Ce qui tourne mal d’habitude, et quand
- Une couronne se décolle. Fréquent, mineur, réparable par n’importe quel dentiste en un rendez-vous.
- Une vis se desserre sous un bridge ou une arcade. Il faut le tournevis adapté à ce système — d’où l’importance de la marque de l’implant.
- Une occlusion qui n’a jamais été tout à fait juste. Elle aurait dû être corrigée à la pose ; elle devient un problème des mois plus tard.
- Une péri-implantite. Lente, indolore, et découverte seulement par quelqu’un qui regarde.
- Un implant qui ne s’intègre pas. Peu fréquent, et généralement visible dans les premiers mois.
Presque tout cela se gère. Ce qui rend ces situations coûteuses, c’est de ne pas avoir décidé à l’avance qui s’en occupe.
Ce qu’une garantie couvre réellement
Lisez le document, pas la phrase dans la conversation. La plupart des garanties de clinique couvrent le composant : elles remplaceront un implant en échec ou une couronne fracturée. Ce qu’elles ne couvrent presque jamais, ce sont vos vols, votre hôtel, ou les honoraires d’un dentiste local qui fait le travail dans votre pays.
Questions à régler avant de partir
- Que couvre la garantie, pour combien de temps, et qu’est-ce qui l’annule ? (Le tabac et les visites d’hygiène manquées en annulent beaucoup.)
- Si une couronne se décolle chez moi, participez-vous aux honoraires d’un dentiste local ?
- Avez-vous des dentistes partenaires dans mon pays ?
- Qui dois-je contacter, à quel numéro, et sous quel délai de réponse ?
- Repartirai-je avec mon passeport implantaire, mes radiographies et mon dossier de traitement complet ?
Organisez aussi votre côté
Deux choses, à faire avant de partir.

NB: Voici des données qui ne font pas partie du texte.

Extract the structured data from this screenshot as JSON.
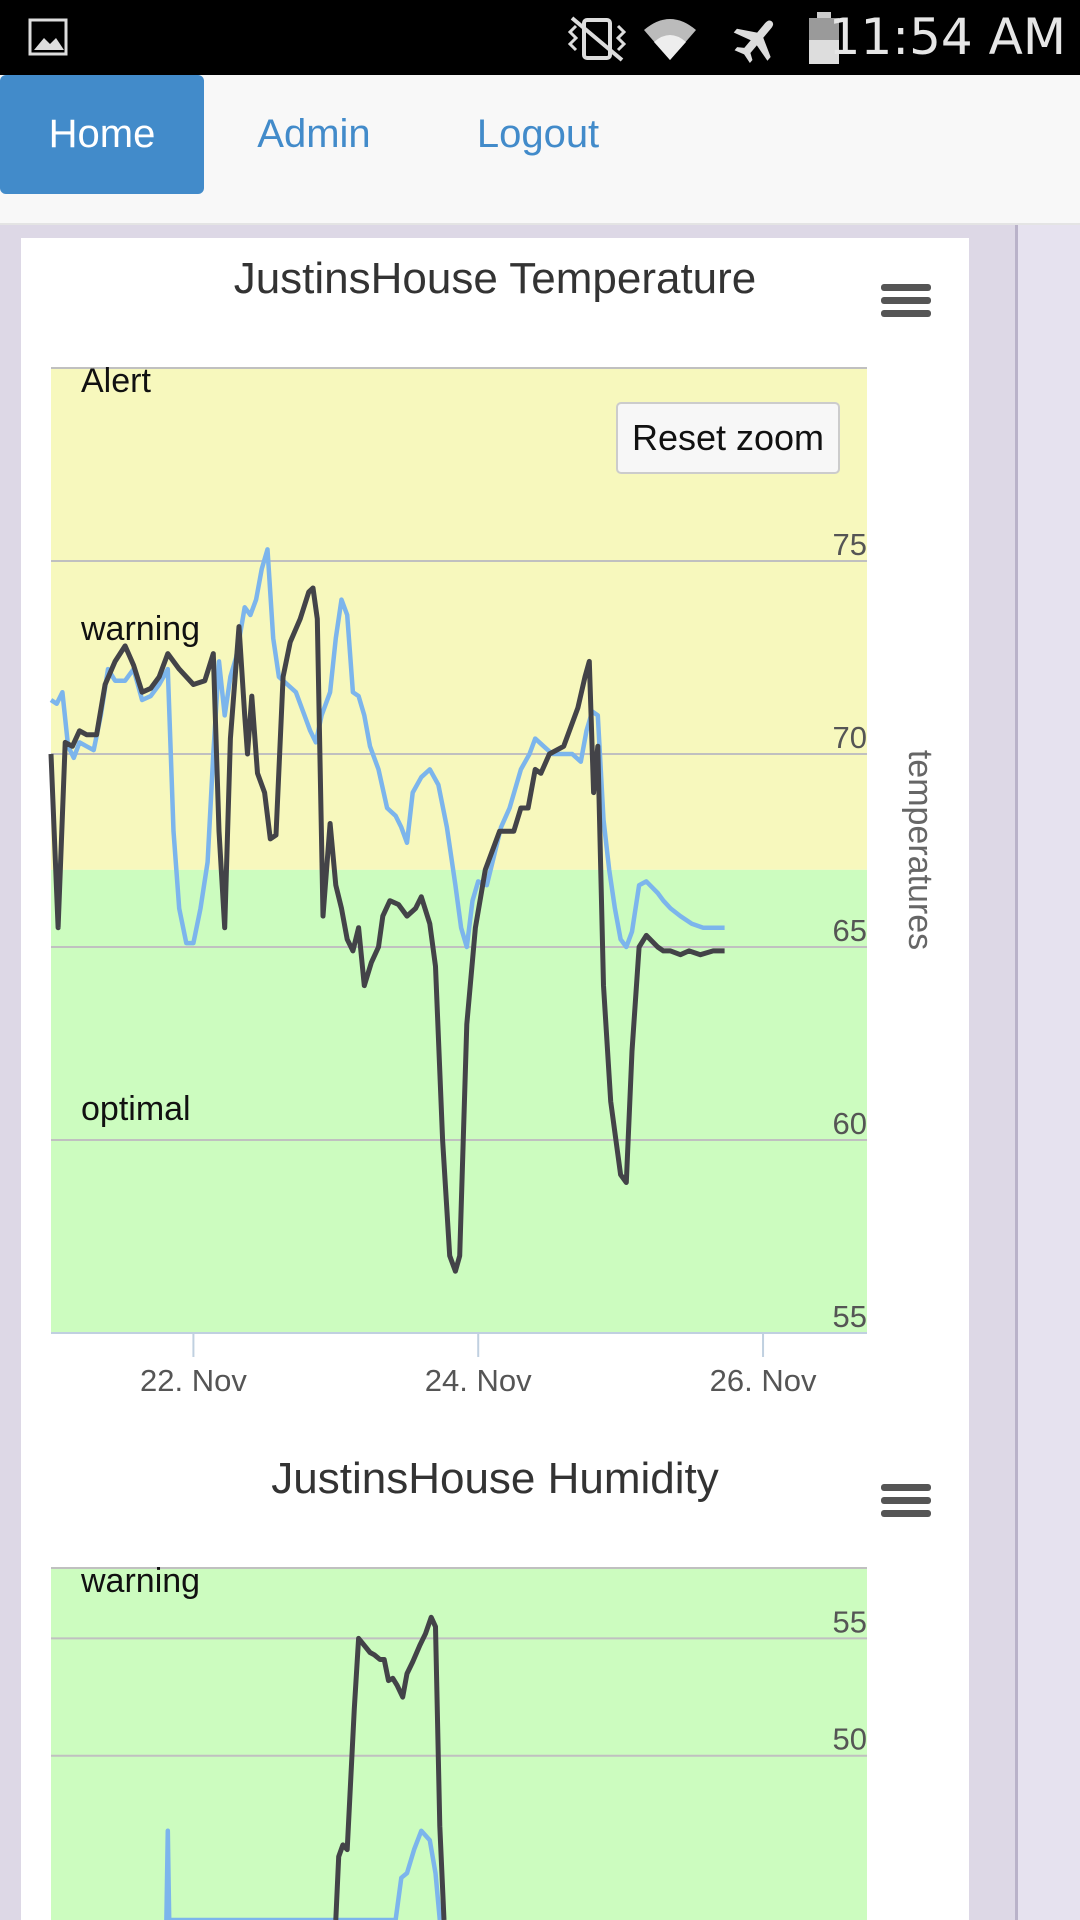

Trouvez chez vous un dentiste disposé à assurer votre suivi et informé que vous avez été soigné à l’étranger — certains sont réticents, et il vaut bien mieux le découvrir maintenant qu’en urgence. Et conservez vos documents : passeport implantaire, radiographies, plan, garantie, le tout dans un même dossier, en numérique et sur papier.
La situation juridique, honnêtement
Poursuivre une réclamation contre une clinique dans une autre juridiction est lent, se fait en turc, et est rarement proportionné aux sommes en jeu. La Turquie dispose bien d’une voie de réclamation réelle, par la direction provinciale de la santé et les canaux de tourisme de santé du ministère, et il est utile de savoir qu’elle existe. Il n’est pas prudent de compter dessus.
Ce qui est le véritable argument en faveur des vérifications ennuyeuses avant le départ. Le recours qui fonctionne, c’est de choisir une clinique qui répond clairement, par écrit, aux questions gênantes, pendant qu’elle cherche encore à vous avoir comme patient.